I don't think 2216Nd would mind more power than 600W RMS but for domestic use that is plenty. I will swap my CTS1200/CTS600 combo for a CTS4200 in my system as I very rarely use the power.

Kind regards
//Rob

johanwholst
01-03-2017, 10:10 AM
I have been using cts1200 on 2216nd now since early summer, and for domestic use in a 40sqm room it can tear off the wallpaper.
In addition it sounds excellent and run silent after seapping fans for noctua

DES-1
01-03-2017, 08:38 PM
Good information, thanks gents, I'll definitely go DSP and will do more learning and reading per suggestion especially on BSS. So far I did read the google doc authored by POS plus a couple of the clone build threads.

My main concern with the cts1200 was regarding the hf section, driving the d2430k with a channel of the cts1200...is it safe to do so?

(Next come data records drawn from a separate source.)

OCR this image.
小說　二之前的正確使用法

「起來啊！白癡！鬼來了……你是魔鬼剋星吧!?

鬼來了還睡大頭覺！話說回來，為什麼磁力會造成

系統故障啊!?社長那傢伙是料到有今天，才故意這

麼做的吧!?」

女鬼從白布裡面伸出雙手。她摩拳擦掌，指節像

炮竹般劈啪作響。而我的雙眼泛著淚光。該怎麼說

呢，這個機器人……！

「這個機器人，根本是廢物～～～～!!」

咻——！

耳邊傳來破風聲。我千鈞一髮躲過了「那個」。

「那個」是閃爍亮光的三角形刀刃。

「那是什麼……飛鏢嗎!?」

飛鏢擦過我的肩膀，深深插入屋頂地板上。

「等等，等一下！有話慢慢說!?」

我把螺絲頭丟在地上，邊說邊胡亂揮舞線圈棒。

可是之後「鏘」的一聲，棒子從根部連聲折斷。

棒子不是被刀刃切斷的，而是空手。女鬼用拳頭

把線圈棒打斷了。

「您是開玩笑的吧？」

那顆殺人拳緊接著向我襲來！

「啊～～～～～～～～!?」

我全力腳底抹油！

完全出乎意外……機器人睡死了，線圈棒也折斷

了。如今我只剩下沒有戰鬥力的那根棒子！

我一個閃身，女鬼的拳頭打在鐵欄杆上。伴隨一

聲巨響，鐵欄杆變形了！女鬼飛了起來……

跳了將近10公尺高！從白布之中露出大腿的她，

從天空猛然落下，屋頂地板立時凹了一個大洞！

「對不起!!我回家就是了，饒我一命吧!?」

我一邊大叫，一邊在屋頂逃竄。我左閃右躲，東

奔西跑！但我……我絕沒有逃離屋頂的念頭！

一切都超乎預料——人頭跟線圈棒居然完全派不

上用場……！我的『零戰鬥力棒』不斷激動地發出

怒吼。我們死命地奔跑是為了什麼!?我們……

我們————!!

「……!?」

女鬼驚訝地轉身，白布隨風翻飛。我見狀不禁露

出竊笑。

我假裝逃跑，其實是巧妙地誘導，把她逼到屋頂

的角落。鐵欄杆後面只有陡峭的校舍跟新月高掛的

I'll be building and running the protection networks for the D2's but isn't 600 watts entirely too much power?

johanwholst
01-04-2017, 05:06 AM
Good information, thanks gents, I'll definitely go DSP and will do more learning and reading per suggestion especially on BSS. So far I did read the google doc authored by POS plus a couple of the clone build threads.

My main concern with the cts1200 was regarding the hf section, driving the d2430k with a channel of the cts1200...is it safe to do so? I'll be building and running the protection networks for the D2's but isn't 600 watts entirely too much power?

Remember the D2 connected in series is about 20 ohms, and CTS1200 only gives 300w in 16 ohms, but still its probably complete overkill for domestic use. Then again the network burns a lot of power (I recall POS calculated this in one of the M2 threads?), and it has apparently a very high power handling.
So yes, I think it is safe with the network in place, and a well functioning CTS1200 with all its protection circuits. If you are building a pure clone, there is logic using similar amps for HF and LF section. Unlike me who ventured into experimental DIY terrain with a different driver and low power class A amp for the HF.

srm51555
01-04-2017, 08:45 AM
....Then again the network burns a lot of power (I recall POS calculated this in one of the M2 threads?), and it has apparently a very high power handling.